So weit, so spielerisch. Im landesweiten Ernstfall des kommenden Sonntags freilich gewinnt das Schild, gewinnt die Idee der Volksherrschaft und also der Demokratie deutlich härtere Kontur. Immerhin ist da ein ganzes Staatsvolk dringlich aufgerufen, von seinem vornehmsten Herrschaftsrecht Gebrauch zu machen: jenem, seine Volksvertreter zu erwählen. Und das angesichts düsterer Visionen, die Demokratie da und dort vor dem Abgrund, wenn nicht gar ein Stück weiter sehen.
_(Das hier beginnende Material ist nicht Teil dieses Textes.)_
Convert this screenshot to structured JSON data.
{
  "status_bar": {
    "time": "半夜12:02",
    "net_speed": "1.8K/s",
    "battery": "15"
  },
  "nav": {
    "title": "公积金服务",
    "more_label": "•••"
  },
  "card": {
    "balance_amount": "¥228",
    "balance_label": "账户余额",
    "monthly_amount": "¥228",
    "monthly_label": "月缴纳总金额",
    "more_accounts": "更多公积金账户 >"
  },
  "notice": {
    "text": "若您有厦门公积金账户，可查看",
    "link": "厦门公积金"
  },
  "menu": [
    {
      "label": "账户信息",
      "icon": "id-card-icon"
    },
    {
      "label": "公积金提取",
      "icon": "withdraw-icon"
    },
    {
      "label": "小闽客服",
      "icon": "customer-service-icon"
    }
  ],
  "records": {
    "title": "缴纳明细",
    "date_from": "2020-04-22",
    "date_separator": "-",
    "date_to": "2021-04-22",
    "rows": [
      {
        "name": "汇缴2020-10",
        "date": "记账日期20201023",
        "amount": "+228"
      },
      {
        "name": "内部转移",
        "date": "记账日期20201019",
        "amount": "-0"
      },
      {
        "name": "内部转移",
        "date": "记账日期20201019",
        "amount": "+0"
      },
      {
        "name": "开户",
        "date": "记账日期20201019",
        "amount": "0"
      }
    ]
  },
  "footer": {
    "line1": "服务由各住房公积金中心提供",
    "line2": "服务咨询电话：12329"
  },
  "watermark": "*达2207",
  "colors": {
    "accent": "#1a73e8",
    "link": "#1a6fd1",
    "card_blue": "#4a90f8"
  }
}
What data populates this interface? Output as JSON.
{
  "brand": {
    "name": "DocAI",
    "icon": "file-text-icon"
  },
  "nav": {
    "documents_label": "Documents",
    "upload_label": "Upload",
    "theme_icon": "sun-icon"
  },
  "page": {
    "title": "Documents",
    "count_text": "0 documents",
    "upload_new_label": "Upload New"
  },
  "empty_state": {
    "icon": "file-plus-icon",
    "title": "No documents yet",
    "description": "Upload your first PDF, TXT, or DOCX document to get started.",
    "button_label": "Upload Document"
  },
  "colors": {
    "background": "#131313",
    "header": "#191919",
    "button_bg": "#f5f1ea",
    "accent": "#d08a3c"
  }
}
Interessant, wie ein Herr namens Polybios vor mehr als 2000 Jahren volksherrschaftliche Dinge sah: Der wusste sorgsam die Herrschaft eines Volks, das nach größtem Gemeinwohl strebt, in seiner Sicht Demokratie im eigentlichen Sinn, von jener zu unterscheiden, in der Eigennutz und Habsucht das politische Handeln der Völkler treibt – eine Pervertierung des demokratischen Gedankens, der er den wenig charmanten Namen „Ochlokratie“, will sagen „Pöbelherrschaft“, gab.

Die „Volksherrschaft“ auf dem Donaufeld wird Anfang Oktober zu Ende sein. Ein neuer Abschnitt jener im ganzen Land wird da gerade begonnen haben. Ob die eines Ochlos oder Demos wird die Zukunft weisen.